石墨烯锯齿型晶界局域态的磁性和自旋传输特性研究

Graphene has long spin life times and long diffusion lengths at room temperature, making it highly promising for spintronics. However, pristine graphene is diamagnetic and making graphene magnetic remains a principal challenge. It was shown by theoretical studies that graphene zig-zag grain boundaries with localized states can form long magnetic ordering and work as spin-filtering. However, there is no experimental report so far. Applicant has prepared graphene with zig-zag grain boundaries in a controllable way, experimentally confirmed the presence of the localized states, and also theoretically demonstrated the spin-filtering effect. In this project, we will continue to investigate the magnetic and spin-dependent transport properties of graphene with zig-zag boundaries. We will form and improve long magnetic ordering using elements doping and magnetic coupling of grain boundaries.
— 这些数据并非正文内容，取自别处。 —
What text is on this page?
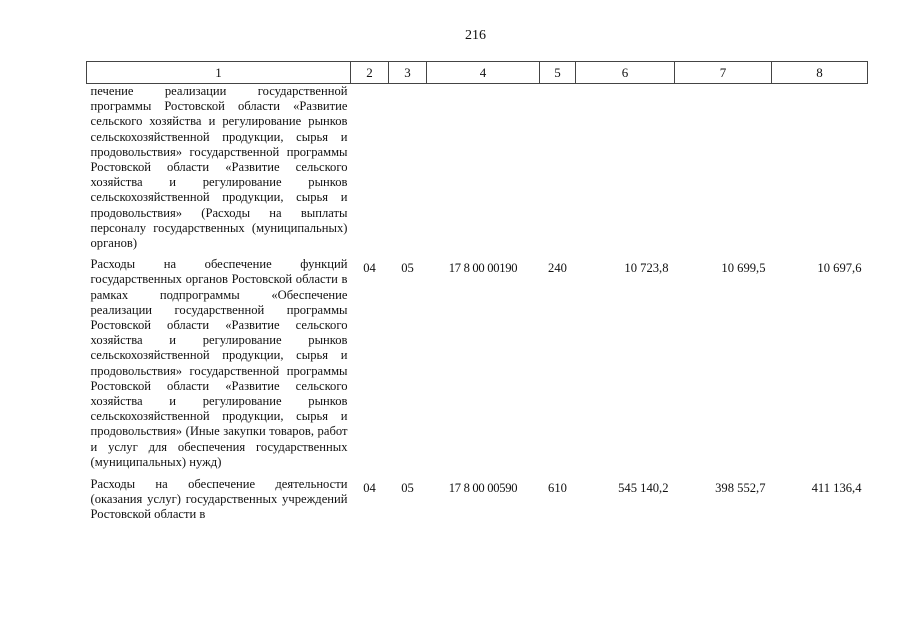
216
1	2	3	4	5	6	7	8
печение реализации государственной программы Ростовской области «Развитие сельского хозяйства и регулирование рынков сельскохозяйственной продукции, сырья и продовольствия» государственной программы Ростовской области «Развитие сельского хозяйства и регулирование рынков сельскохозяйственной продукции, сырья и продовольствия» (Расходы на выплаты персоналу государственных (муниципальных) органов)							
Расходы на обеспечение функций государственных органов Ростовской области в рамках подпрограммы «Обеспечение реализации государственной программы Ростовской области «Развитие сельского хозяйства и регулирование рынков сельскохозяйственной продукции, сырья и продовольствия» государственной программы Ростовской области «Развитие сельского хозяйства и регулирование рынков сельскохозяйственной продукции, сырья и продовольствия» (Иные закупки товаров, работ и услуг для обеспечения государственных (муниципальных) нужд)	04	05	17 8 00 00190	240	10 723,8	10 699,5	10 697,6
Расходы на обеспечение деятельности (оказания услуг) государственных учреждений Ростовской области в	04	05	17 8 00 00590	610	545 140,2	398 552,7	411 136,4
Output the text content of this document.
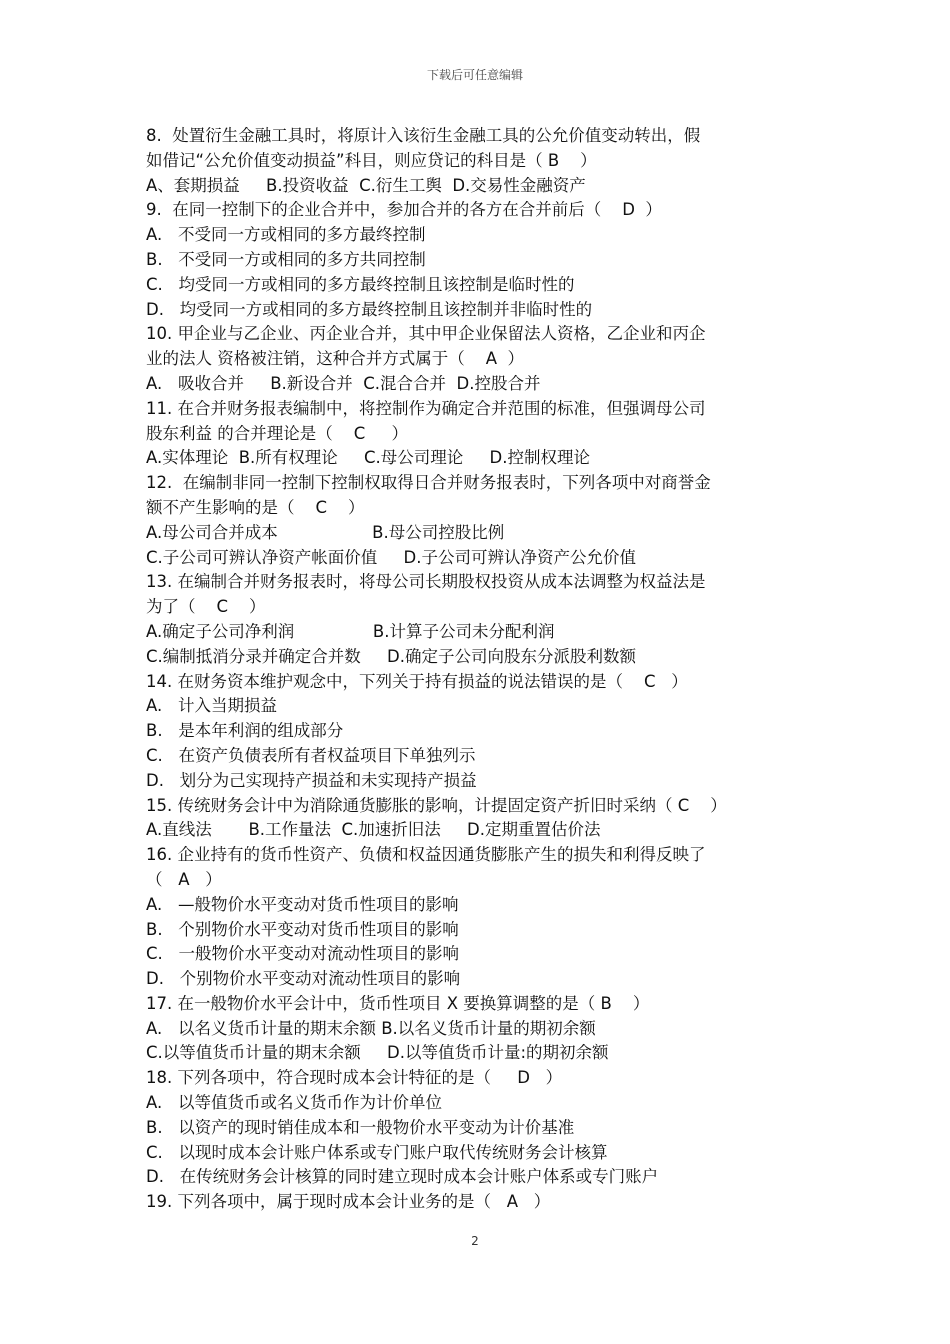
下载后可任意编辑
8.  处置衍生金融工具时，将原计入该衍生金融工具的公允价值变动转出，假
如借记“公允价值变动损益”科目，则应贷记的科目是（ B    ）
A、套期损益     B.投资收益  C.衍生工舆  D.交易性金融资产
9.  在同一控制下的企业合并中，参加合并的各方在合并前后（    D  ）
A.   不受同一方或相同的多方最终控制
B.   不受同一方或相同的多方共同控制
C.   均受同一方或相同的多方最终控制且该控制是临时性的
D.   均受同一方或相同的多方最终控制且该控制并非临时性的
10. 甲企业与乙企业、丙企业合并，其中甲企业保留法人资格，乙企业和丙企
业的法人 资格被注销，这种合并方式属于（    A  ）
A.   吸收合并     B.新设合并  C.混合合并  D.控股合并
11. 在合并财务报表编制中，将控制作为确定合并范围的标准，但强调母公司
股东利益 的合并理论是（    C     ）
A.实体理论  B.所有权理论     C.母公司理论     D.控制权理论
12.  在编制非同一控制下控制权取得日合并财务报表时，下列各项中对商誉金
额不产生影响的是（    C    ）
A.母公司合并成本                  B.母公司控股比例
C.子公司可辨认净资产帐面价值     D.子公司可辨认净资产公允价值
13. 在编制合并财务报表时，将母公司长期股权投资从成本法调整为权益法是
为了（    C    ）
A.确定子公司净利润               B.计算子公司未分配利润
C.编制抵消分录并确定合并数     D.确定子公司向股东分派股利数额
14. 在财务资本维护观念中，下列关于持有损益的说法错误的是（    C   ）
A.   计入当期损益
B.   是本年利润的组成部分
C.   在资产负债表所有者权益项目下单独列示
D.   划分为己实现持产损益和未实现持产损益
15. 传统财务会计中为消除通货膨胀的影响，计提固定资产折旧时采纳（ C    ）
A.直线法       B.工作量法  C.加速折旧法     D.定期重置估价法
16. 企业持有的货币性资产、负债和权益因通货膨胀产生的损失和利得反映了
（   A   ）
A.   —般物价水平变动对货币性项目的影响
B.   个别物价水平变动对货币性项目的影响
C.   一般物价水平变动对流动性项目的影响
D.   个别物价水平变动对流动性项目的影响
17. 在一般物价水平会计中，货币性项目 X 要换算调整的是（ B    ）
A.   以名义货币计量的期末余额 B.以名义货币计量的期初余额
C.以等值货币计量的期末余额     D.以等值货币计量:的期初余额
18. 下列各项中，符合现时成本会计特征的是（     D   ）
A.   以等值货币或名义货币作为计价单位
B.   以资产的现时销佳成本和一般物价水平变动为计价基准
C.   以现时成本会计账户体系或专门账户取代传统财务会计核算
D.   在传统财务会计核算的同时建立现时成本会计账户体系或专门账户
19. 下列各项中，属于现时成本会计业务的是（   A   ）
2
We will also plan to confirm the spin-filtering effect of single grain boundary by measuring the spin current crossing grain boundary based on inverse spin hall effect and demonstrate how spin-filter effect is affected by spin-orbit coupling and bias voltage. We will also intent to measure the magneto-resistance of electrons crossing two antiferromagnetic coupled grain boundaries and investigate how to rotate magnetic moments of graphene boundary with magnetic field and spin-polarized current. We also plan to study the spin relaxation induced by grain boundary through measuring the nonlocal magneto-resistance based on devices with ferromagnet/tunnel barrier. Through the implementation of this project, we will make ferromagnetic graphene, design the spin-filter based on single grain boundary, and fabricate atomic thick spin valve based on two magnetic coupled grain boundaries.

石墨烯有很长的自旋寿命和自旋扩散长度，是理想的自旋电子学材料，但是石墨烯是抗磁体，如何有效地引入自旋是该领域的重要问题。理论研究表明锯齿型晶界局域态可以实现磁长程有序并产生自旋过滤效应，但尚未有相关实验报道。申请人已可控制备出具有锯齿型晶界的石墨烯，证实了晶界局域态的存在，从理论上展示了自旋过滤效应。鉴于此，本项目将以锯齿型晶界石墨烯为研究对象，通过掺杂、晶界磁耦合等手段来调控磁有序；通过测量逆自旋霍尔效应研究电子垂直隧穿晶界的自旋流密度，阐述自旋轨道耦合和横向偏压对自旋过滤效应的调制；通过测量电子垂直隧穿两个具有反铁磁耦合晶界的磁电阻，研究磁场和自旋极化电流对晶界磁矩的反转；通过测量基于磁铁/势垒层的非局域磁电阻，研究晶界对自旋的驰豫。本项目的实施，预期将实现铁磁石墨烯；构筑基于单个晶界的自旋过滤器和基于两个晶界磁耦合的原子层厚度自旋阀；为设计和构筑全碳自旋器件奠定实验基础。